Perplexidades.

Nada mais tradicional do que os clãs escoceses. No entanto, trata-se de uma invenção de dois galeses, os irmãos Allen, que na década de 1840 pretenderam ser herdeiros dos Stuarts. Também o kilt, a saia em madras, foi inventado por um inglês, um mestre ferreiro, instalado em Inverness, nas Highlands, que, em 1726, teve a ideia de vestir seus empregados de uma forma mais prática. Antes os escoceses utilizavam uma saia longa, copiada dos irlandeses, que os haviam colonizado.
Inventar tradições é parte do processo evolutivo. Tanto quanto as destruir. Pierre Bourdieu no seu curso sobre Manet no College de France, denominou de “révolution symbolique” o surgimento da arte moderna. A revolução não estava nas pessoas nem nos temas, mas na quebra das tradições que erigiram uma “nova evidência” e modificaram os critérios de nossa percepção.
A evolução que estamos sofrendo na atualidade não é inventada nem simbólica. Decorre da extrusão súbita das tradições pela convergência simultânea de oito sistemas de pressão: 1) aprendizado e inteligência artificial; 2) alongamento da velhice, com os cuidados inerentes; 3) web e automação; 4) epidemias; 5) fundamentalismos; 6) migrações forçadas e temporárias; 7) mudanças climáticas; 8) privacidade e segurança de dados.
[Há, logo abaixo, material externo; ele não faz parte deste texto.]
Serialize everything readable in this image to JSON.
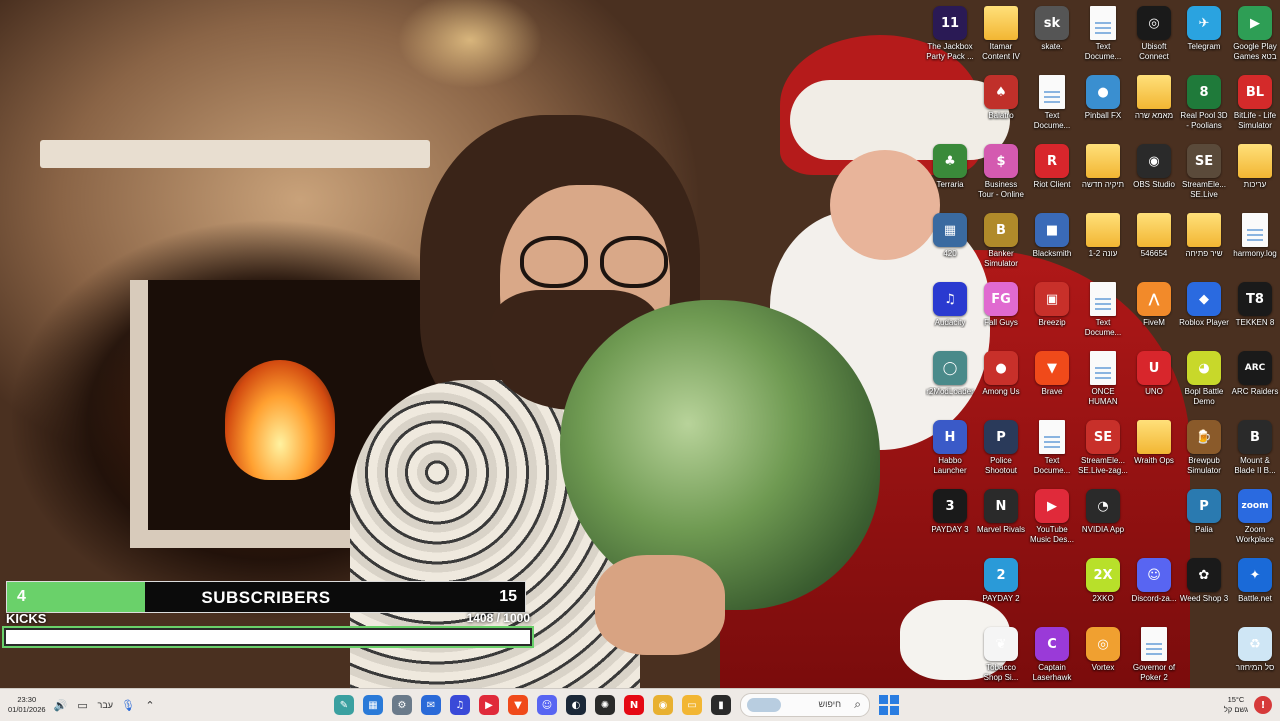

O termo tradição vem do latim tradere, entregar, por em mãos. É uma palavra composta do prefixo trans – além; e de dare – doar. A experiência histórica sugere que, face a intensidade e a assimetria na destruição dos mitos, costumes e valores atuais, quaisquer que sejam os cenários decorrentes da convergência dos fatores de pressão, ou bem nos dedicamos logo a inventar tradições adequadas ou entregaremos aos que chegam um mundo em tumulto cultural desastroso.